I took a cursory look at data provided by the Jefferson County District Attorneys Office and found that of the 253 suspects charged with manslaughter, murder, and capital murder in that jurisdiction since 2019, at least 85 were held without bond at the time of their arrest or indictment — or about 34-percent.
That sounds fairly high to me, but … one of those let loose was Travec Brandon Ard. He was charged with capital murder for a 2019 killing and let out on $75,000 bail in early 2020, but less than two months later was arrested for allegedly killing another man, his second capital offense in less than a year.
Known predators like Ard must be kept off the streets. That’s the priority, and if it comes at the expense of making room by eliminating cash bail for certain non-violent offenses, that’s a trade most people would be willing to make, and even expect.
Noted journalist Matt Taibbi, who has spent a great deal of time covering the issue and who supports bail reform, made this point on a recent episode of Joe Rogan’s podcast:
“There is a galaxy of people who get what they call “nuisance bail.” In other words, whether it’s for solicitation, disorderly conduct, or vandalism … prosecutors have this whole thing where they play games and they will try and get the judge to set bail just outside of the person’s ability to pay. They do an assessment of where you live, whether you have a job, whether you have a telephone in your house, all of this stuff, and they know roughly what you can afford when they go to ask for bail. It’s kind of a wink-wink, nudge-nudge thing between the judge and the prosecutors. That’s why there were calls for bail reform. What we’re really doing was setting bail so high that … people had to make a decision to plead early or sit in a place like Rikers Island and lose their jobs while they wait to adjudicate some really minor offense. So, there’s a good reason for bail reform, but that doesn’t mean that bail in all cases needs to be eliminated.”
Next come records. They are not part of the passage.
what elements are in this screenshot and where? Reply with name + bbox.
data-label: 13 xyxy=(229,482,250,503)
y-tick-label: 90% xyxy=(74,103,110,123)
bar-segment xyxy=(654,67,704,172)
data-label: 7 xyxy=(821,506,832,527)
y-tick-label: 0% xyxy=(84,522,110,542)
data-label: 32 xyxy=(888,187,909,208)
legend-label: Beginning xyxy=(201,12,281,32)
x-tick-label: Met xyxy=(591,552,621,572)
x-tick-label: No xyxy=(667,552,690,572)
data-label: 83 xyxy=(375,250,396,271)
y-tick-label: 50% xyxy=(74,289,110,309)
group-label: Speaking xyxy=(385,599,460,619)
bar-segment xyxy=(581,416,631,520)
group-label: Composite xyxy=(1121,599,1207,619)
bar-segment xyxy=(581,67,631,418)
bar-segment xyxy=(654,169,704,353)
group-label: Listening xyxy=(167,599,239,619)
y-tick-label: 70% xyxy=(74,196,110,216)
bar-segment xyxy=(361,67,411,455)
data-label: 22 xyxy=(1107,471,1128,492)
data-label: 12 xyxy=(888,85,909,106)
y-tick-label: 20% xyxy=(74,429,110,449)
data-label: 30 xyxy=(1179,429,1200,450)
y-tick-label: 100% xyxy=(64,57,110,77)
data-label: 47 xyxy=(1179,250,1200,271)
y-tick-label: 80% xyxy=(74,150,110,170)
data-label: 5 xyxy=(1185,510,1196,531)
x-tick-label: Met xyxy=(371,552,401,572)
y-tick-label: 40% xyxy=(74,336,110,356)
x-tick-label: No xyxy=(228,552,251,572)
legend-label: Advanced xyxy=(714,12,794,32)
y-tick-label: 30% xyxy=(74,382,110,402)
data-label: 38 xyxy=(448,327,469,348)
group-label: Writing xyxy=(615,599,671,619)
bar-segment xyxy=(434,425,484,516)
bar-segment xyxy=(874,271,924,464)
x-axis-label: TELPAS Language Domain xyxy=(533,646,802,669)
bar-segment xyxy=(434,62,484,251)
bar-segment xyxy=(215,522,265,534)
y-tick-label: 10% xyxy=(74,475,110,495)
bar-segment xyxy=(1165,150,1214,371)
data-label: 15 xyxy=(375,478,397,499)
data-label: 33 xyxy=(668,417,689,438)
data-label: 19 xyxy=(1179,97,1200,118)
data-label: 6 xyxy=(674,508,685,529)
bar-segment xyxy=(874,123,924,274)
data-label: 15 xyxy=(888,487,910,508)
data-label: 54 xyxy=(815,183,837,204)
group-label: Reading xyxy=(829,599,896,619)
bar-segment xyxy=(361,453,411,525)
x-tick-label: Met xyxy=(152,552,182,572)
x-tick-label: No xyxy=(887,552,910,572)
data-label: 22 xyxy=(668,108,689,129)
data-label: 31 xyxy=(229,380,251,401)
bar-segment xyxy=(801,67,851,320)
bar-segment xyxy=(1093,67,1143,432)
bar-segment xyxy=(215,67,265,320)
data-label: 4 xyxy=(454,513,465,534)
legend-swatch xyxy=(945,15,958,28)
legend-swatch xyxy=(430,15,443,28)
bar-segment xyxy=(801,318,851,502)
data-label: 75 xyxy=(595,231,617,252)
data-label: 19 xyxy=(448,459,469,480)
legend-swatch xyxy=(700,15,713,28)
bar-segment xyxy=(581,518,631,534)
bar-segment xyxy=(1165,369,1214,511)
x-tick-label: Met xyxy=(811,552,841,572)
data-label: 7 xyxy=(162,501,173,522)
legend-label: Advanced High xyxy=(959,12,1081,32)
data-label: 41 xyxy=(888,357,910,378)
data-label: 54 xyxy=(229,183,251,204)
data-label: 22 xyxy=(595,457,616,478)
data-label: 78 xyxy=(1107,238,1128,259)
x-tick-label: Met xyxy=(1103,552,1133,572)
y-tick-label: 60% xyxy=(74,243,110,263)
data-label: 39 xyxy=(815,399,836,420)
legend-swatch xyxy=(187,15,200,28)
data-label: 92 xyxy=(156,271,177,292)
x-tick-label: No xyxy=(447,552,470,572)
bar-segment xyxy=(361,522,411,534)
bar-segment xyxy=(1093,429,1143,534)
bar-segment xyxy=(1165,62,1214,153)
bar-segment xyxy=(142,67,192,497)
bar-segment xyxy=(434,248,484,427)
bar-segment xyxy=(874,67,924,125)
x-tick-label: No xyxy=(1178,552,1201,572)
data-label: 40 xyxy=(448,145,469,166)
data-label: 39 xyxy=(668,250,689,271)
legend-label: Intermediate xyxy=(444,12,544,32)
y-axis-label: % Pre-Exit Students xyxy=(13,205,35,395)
A stolen lawnmower can be replaced. A person’s life cannot. That’s the difference here.
Going forward
Both sides are a little right, and both sides are a little wrong.
Prosecutors and courts across the nation are facing calls for bail reform partly because, as Taibbi explained, some have used it as a tool to gain plea agreements for minor offenses. Such behavior spawned the bail reform movement, which contributed to events like the Waukesha tragedy. That, and it’s not what our Framer’s intended. Quite the opposite, in fact.
That must stop.
But prosecutors and courts must also have the tools necessary to keep people safe from known predators, and that includes locking-up alleged kidnappers, rapists, and murders who are caught red-handed and who the state has overwhelming reason to believe would pose a risk to public safety.
We mustn’t simply give the state a blank check, however. It’s a safe bet that the government will abuse whatever additional power the people grant, without vigilant oversight. As Benjamin Franklin warned, “Those who would give up essential liberty, to purchase a little temporary safety, deserve neither liberty nor safety.”
We deserve both.
Aniah, Kyser, and all of the other victims deserved both.
And with the enactment of Aniah’s Law, the increase of bail for murder, and the strength and will to ensure the state doesn’t abuse its authority, we just might be able to have it.
(Editor’s note: I’ll be taking the Christmas break off. See y’all in the New Year!)
Yet another well-researched and very well-written post. I was very informed by reading, and I got a good grasp of both sides or the argument.
I couldn’t help but think of Kyle Rittenhouse. The DA In Wisconsin could have set bail so high, without hard evidence, that Kyle may have pleaded guilty to second degree murder or manslaughter just to get out of jail at some distant time.
I tend to agree with your conclusion based on the frequency of occurrences and the upcoming vote to hopefully stem the tide of these tragedies.